Winter arrived yesterday with a pounding storm; Diane’s location lost power around 2:30pm, so she left work early and is now on the system trying to finish up what she was doing when everything around her went black.

Today marks the beginning of winter vacation for both of us (Jeffrey has school today, but then he’s off, too). Today, we plan to go visit the San Jose Museum of Art and write our Season’s Greetings cards (the Hanukkah cards were mailed long ago, mostly before Hanukkah). And after that…who knows?

“Look at a day when you are supremely satisfied at the end. It’s not a day when you lounge around doing nothing; it’s when you’ve had everything to do, and you’ve done it.” – Margaret Thatcher [from Kevan Shafizadeh’s Favorite Quotations via Synergy]

I plan to spend less time than usual on the computer over the next couple of weeks, and that probably means fewer updates here. So let me wish you a Happy New Year now, and of course, Shabbat Shalom!

Museum Report

The San Jose Museum of Art was interesting — they had four special exhibits, but almost nothing from their permanent collection was on display. Downstairs, they had Catherine Wagner: Cross Sections, which featured scientific images (such as MRIs and scanning electron microscopes) treated as art; some of the images were striking. Upstairs, there were two exhibits; the bigger one was How-To: The Art of Deborah Oropallo, which mostly left me cold (the images were very mechanical-feeling). They also had First Impressions: The Paulson Press, celebrating a Bay Area printmaking atelier; I learned a lot about printmaking from this exhibit, and I found that some of the images here did make me think that I’d like to live with them for a while. But my favorite was down in the basement — Snap! Photography from SJMA’s Teen Arts Program. The teenagers who took these photos clearly were enjoying themselves and wanted to communicate what they felt, and I appreciated that.

Naturally, we also visited the Museum Store and the Museum Cafe; the Cafe was almost worth the trip by itself (and I’d seriously consider eating there any time I’m in downtown San Jose).

Gigo

With the end of the year looming, we’re into the last-minute rush to get charitable contributions into the books for 2001. I use Quicken to keep track of the household finances, and one of the things I always do is compare last year’s giving to this year’s to make sure we didn’t inadvertently miss a cause we want to support.
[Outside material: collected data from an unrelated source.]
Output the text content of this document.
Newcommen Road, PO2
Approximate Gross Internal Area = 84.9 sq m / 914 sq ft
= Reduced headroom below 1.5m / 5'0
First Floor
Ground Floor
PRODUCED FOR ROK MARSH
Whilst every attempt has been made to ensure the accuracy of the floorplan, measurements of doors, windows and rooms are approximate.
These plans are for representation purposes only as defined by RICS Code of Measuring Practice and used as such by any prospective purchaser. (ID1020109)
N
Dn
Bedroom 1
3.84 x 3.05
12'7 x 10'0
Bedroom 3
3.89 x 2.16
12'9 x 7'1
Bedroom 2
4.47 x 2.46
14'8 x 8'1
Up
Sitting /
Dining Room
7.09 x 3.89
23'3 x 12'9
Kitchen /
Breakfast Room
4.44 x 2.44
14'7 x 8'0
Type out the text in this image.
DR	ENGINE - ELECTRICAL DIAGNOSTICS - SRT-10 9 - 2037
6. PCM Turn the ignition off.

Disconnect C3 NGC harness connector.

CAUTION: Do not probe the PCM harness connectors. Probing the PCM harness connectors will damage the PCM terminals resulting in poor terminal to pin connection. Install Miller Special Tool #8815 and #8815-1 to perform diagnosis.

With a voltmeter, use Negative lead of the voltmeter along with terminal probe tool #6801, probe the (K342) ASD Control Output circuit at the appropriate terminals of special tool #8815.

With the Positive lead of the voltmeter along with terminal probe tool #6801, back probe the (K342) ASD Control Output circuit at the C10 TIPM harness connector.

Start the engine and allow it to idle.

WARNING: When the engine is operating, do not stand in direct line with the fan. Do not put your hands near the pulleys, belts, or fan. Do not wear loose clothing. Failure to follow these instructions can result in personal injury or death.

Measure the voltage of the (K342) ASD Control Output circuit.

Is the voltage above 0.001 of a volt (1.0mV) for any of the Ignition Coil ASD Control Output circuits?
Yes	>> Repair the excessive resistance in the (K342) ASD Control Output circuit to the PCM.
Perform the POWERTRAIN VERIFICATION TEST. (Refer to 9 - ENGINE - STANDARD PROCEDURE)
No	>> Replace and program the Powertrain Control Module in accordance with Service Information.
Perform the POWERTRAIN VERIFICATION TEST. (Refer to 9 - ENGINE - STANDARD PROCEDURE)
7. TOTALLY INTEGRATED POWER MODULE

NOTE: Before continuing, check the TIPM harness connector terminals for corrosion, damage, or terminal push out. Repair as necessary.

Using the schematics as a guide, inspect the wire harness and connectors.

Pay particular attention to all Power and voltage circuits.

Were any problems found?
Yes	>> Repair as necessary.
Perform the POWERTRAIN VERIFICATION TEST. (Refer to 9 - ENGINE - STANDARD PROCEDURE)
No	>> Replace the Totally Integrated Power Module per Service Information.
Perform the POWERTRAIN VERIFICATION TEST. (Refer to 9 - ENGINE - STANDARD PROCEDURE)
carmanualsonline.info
But it’s difficult to get a decent report out of Quicken — there’s more detail than is useful and it’s hard to see the big picture.

So I decided I could do better, and came up with a Rube Goldberg scheme to build a useful summary. It’s actually fairly simple — I start in Quicken and create its built-in “charitable contribution” report, covering the last couple of years. Then I copy it to the Windows clipboard and paste it into Excel, where I immediately save it as a tab-delimited file (there’s no way to do that directly from Quicken). Then I use a little Rexx program I wrote to sum up all of the entries by payee and by year, creating an HTML file, which I then load into my browser and print. What could be simpler or more straightforward?

When I did this, I discovered that I didn’t show any contributions to the Tech Museum for the past two years — this amazed me, since we’ve been members the whole time. So I looked more closely, and discovered that I’d been accidentally mis-categorizing my payments to the Tech — I’d bought something there and recorded it as a miscellaneous purchase, and then all of my subsequent payments to the Tech had automatically been categorized that way, too.

It’s hard to see something that isn’t there.